The non-availing of loans by adivasis for payment of compensation to the occupant of the adivasi land was another excuse raised by the state. The court turned around and asked why lands in which no compensation is payable and for which appeals are not pending have not been restored. The state had no answer.
The government then claimed that the lands cannot be restored ‘overnight’. The court reminded that the act was passed in 1975, the judgment was passed in 1993 and it was then the year 1996. The court asked “Is it ‘overnight’ according to the deponent? I can assume that he had not fully informed about the fact.” The court declared that the government has “no will to implement the legislation”.
Left with no other plausible argument and faced with possible contempt of court, the amendment was passed in the Kerala assembly, once again unanimously, on September 23, 1996, with only Gowriamma (the suspended CPM veteran) abstaining from voting. The secretariat that day saw the angry outburst of the agitation adivasis with C K Janu attempting to forcibly enter the assembly. The CPI(M-L) Red Flag also had launched their agitation in support of the adivasis. The passing of the amendment, which in effect denies the restoration of alienated lands with vague promises of alternate land and cash, only helped in further alienating the adivasis whose frustration and anger rose as at no other time in the state’s history. The adivasis instead took the morally and socially just and valid position that their lands be returned to them and the settlers be provided adequate compensation by the state. In this, they were willing to forgo the funds allocated for the welfare of the STs which could be diverted for compensation to the settlers – indeed a magnanimous and civilised gesture of a peace-loving people.
Matters came to a head with the sensational hostage taking by an until then unheard of group calling itself ‘Ayyankali Pada’. W R Reddy, the then Palakkad collector, was taken hostage by four youths on October 4, 1996 demanding the withdrawal of the amendment. This nine hour tense drama, the first such incident in the state, ended with the hostage takers being allowed to go free after releasing the collector. This was reason enough for the state to terrorise the adivasis to cow them down. The returning of the amendment by the president who has the special constitutional obligation to protect the adivasis, withholding his assent, once again shifted the drama to the high court.
The popular struggle for land by the adivasis across the state was belittled. The contrived pervert logic to delegitimise their struggle was that the adivasis, ignorant as they are, are instigated by ‘outsiders’. Left to themselves, they are very docile and undemanding. Imperialist agents and extremist elements from within the state and outside were pointed out as the culprits. Thankfully, the all-time favourite ISI was spared! The innocent adivasis, it was claimed, are being misled. A civil war between the minuscule adivasis and the majority settlers was conjured up.
The government then put together an act that does not have to wind its way through the Rashtrapathi Bhawan. This can be achieved only if the bill is formulated under one of the state subjects. ‘The Kerala Restriction on Transfer by and Restoration of Lands to Scheduled Tribes Bill, 1999’ was enacted on February 23, 1999 to once again deny the restoration of adivasi lands.

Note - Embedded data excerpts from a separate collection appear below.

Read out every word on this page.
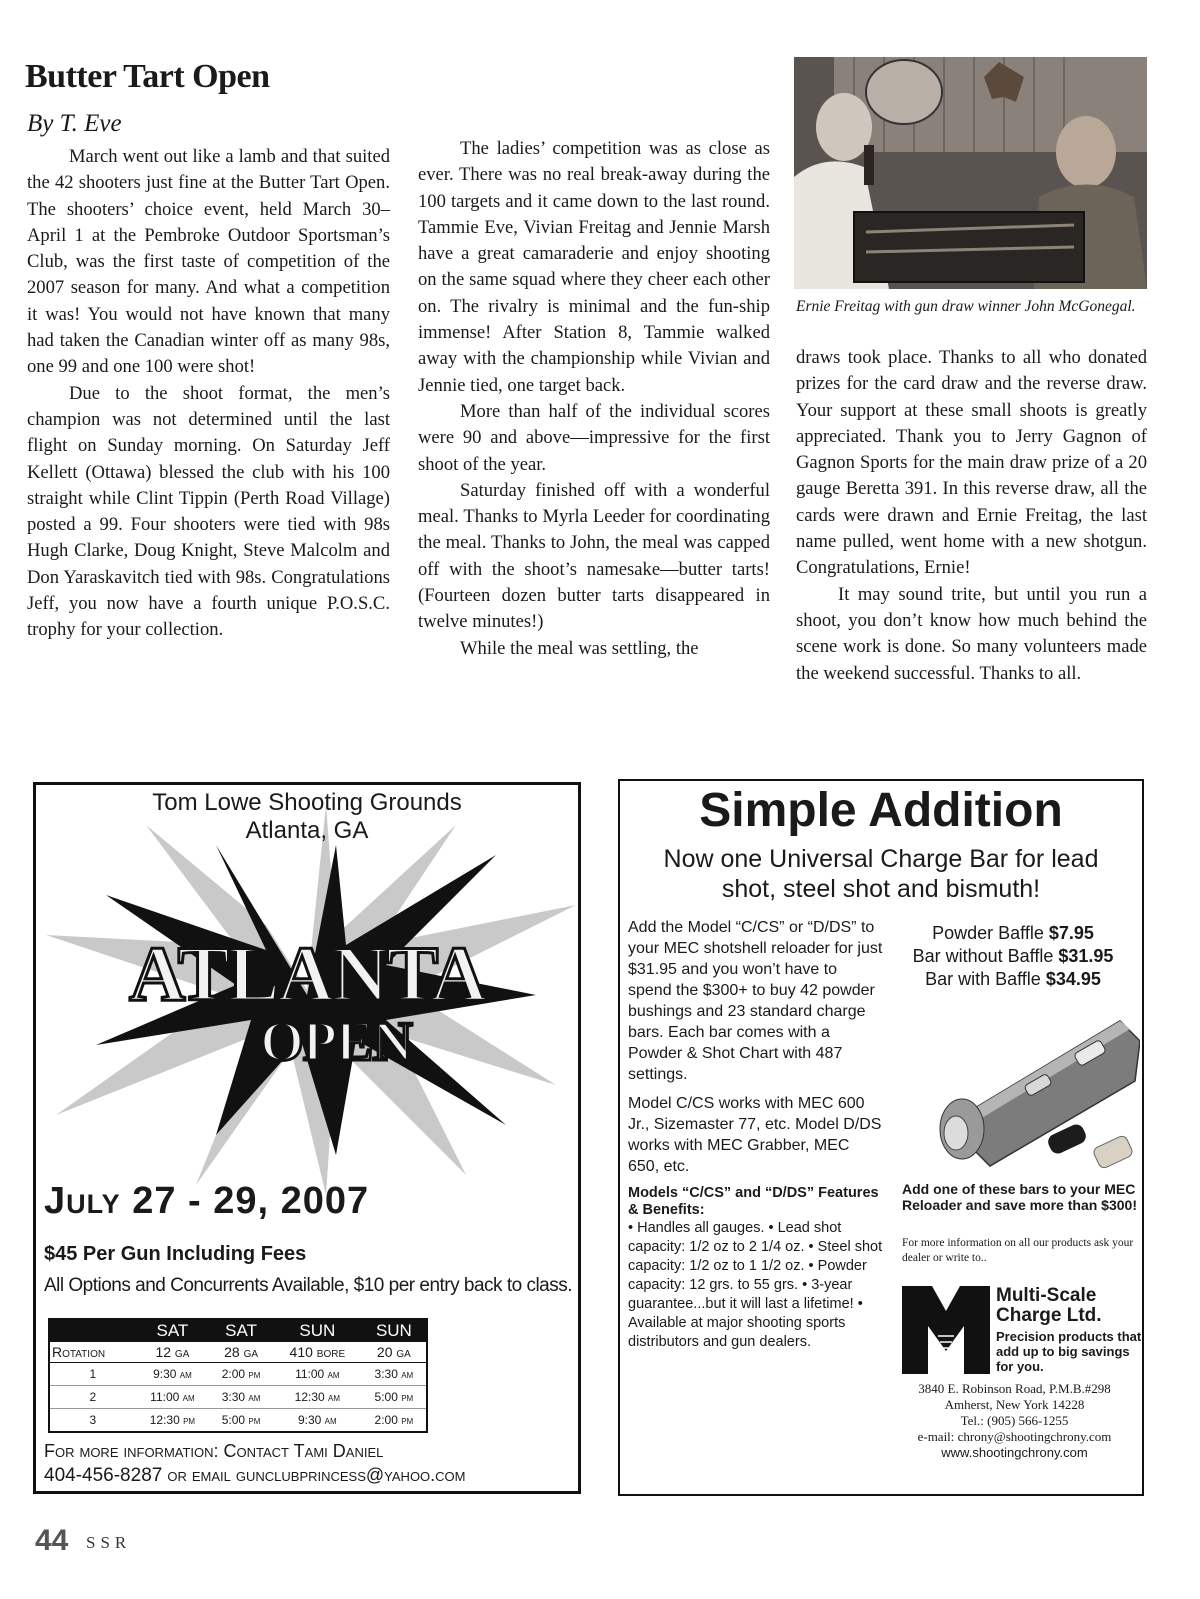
Butter Tart Open
By T. Eve

March went out like a lamb and that suited the 42 shooters just fine at the Butter Tart Open. The shooters’ choice event, held March 30–April 1 at the Pembroke Outdoor Sportsman’s Club, was the first taste of competition of the 2007 season for many. And what a competition it was! You would not have known that many had taken the Canadian winter off as many 98s, one 99 and one 100 were shot!

Due to the shoot format, the men’s champion was not determined until the last flight on Sunday morning. On Saturday Jeff Kellett (Ottawa) blessed the club with his 100 straight while Clint Tippin (Perth Road Village) posted a 99. Four shooters were tied with 98s Hugh Clarke, Doug Knight, Steve Malcolm and Don Yaraskavitch tied with 98s. Congratulations Jeff, you now have a fourth unique P.O.S.C. trophy for your collection.

The ladies’ competition was as close as ever. There was no real break-away during the 100 targets and it came down to the last round. Tammie Eve, Vivian Freitag and Jennie Marsh have a great camaraderie and enjoy shooting on the same squad where they cheer each other on. The rivalry is minimal and the fun-ship immense! After Station 8, Tammie walked away with the championship while Vivian and Jennie tied, one target back.

More than half of the individual scores were 90 and above—impressive for the first shoot of the year.

Saturday finished off with a wonderful meal. Thanks to Myrla Leeder for coordinating the meal. Thanks to John, the meal was capped off with the shoot’s namesake—butter tarts! (Fourteen dozen butter tarts disappeared in twelve minutes!)

While the meal was settling, the

Ernie Freitag with gun draw winner John McGonegal.

draws took place. Thanks to all who donated prizes for the card draw and the reverse draw. Your support at these small shoots is greatly appreciated. Thank you to Jerry Gagnon of Gagnon Sports for the main draw prize of a 20 gauge Beretta 391. In this reverse draw, all the cards were drawn and Ernie Freitag, the last name pulled, went home with a new shotgun. Congratulations, Ernie!

It may sound trite, but until you run a shoot, you don’t know how much behind the scene work is done. So many volunteers made the weekend successful. Thanks to all.

ATLANTA
OPEN
Tom Lowe Shooting Grounds
Atlanta, GA
July 27 - 29, 2007
$45 Per Gun Including Fees
All Options and Concurrents Available, $10 per entry back to class.
	SAT	SAT	SUN	SUN
Rotation	12 ga	28 ga	410 bore	20 ga
1	9:30 am	2:00 pm	11:00 am	3:30 am
2	11:00 am	3:30 am	12:30 am	5:00 pm
3	12:30 pm	5:00 pm	9:30 am	2:00 pm
For more information: Contact Tami Daniel
404-456-8287 or email gunclubprincess@yahoo.com
Simple Addition
Now one Universal Charge Bar for lead
shot, steel shot and bismuth!

Add the Model “C/CS” or “D/DS” to your MEC shotshell reloader for just $31.95 and you won’t have to spend the $300+ to buy 42 powder bushings and 23 standard charge bars. Each bar comes with a Powder & Shot Chart with 487 settings.

Model C/CS works with MEC 600 Jr., Sizemaster 77, etc. Model D/DS works with MEC Grabber, MEC 650, etc.

Models “C/CS” and “D/DS” Features & Benefits:
• Handles all gauges. • Lead shot capacity: 1/2 oz to 2 1/4 oz. • Steel shot capacity: 1/2 oz to 1 1/2 oz. • Powder capacity: 12 grs. to 55 grs. • 3-year guarantee...but it will last a lifetime! • Available at major shooting sports distributors and gun dealers.
Powder Baffle $7.95
Bar without Baffle $31.95
Bar with Baffle $34.95
Add one of these bars to your MEC Reloader and save more than $300!
For more information on all our products ask your dealer or write to..
Multi-Scale
Charge Ltd.
Precision products that add up to big savings for you.
3840 E. Robinson Road, P.M.B.#298
Amherst, New York 14228
Tel.: (905) 566-1255
e-mail: chrony@shootingchrony.com
www.shootingchrony.com
44 SSR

All in a state which had the courage and political determination, not so long ago, to implement the Land Reforms Act of 1963, unlike the other states barring, to some extent, West Bengal.
As per this 1999 Act, only land in excess of 2 hectares will be restored, while alternate land would be given elsewhere in lieu of alienated land up to 2 hectares. The number of applicants claiming land in excess of 2 hectares would be negligible, largely negating the very title of the act itself, making a farce of ‘restoration’. This is applicable to lands alienated between January 1, 1960 and January 24, 1986. The 1975 Act prohibits land transactions since 1982, but the 1996 act exempts lands alienated between 1982-86 up to 2 hectares. The eagerness of the government to placate the land grabbers is naked.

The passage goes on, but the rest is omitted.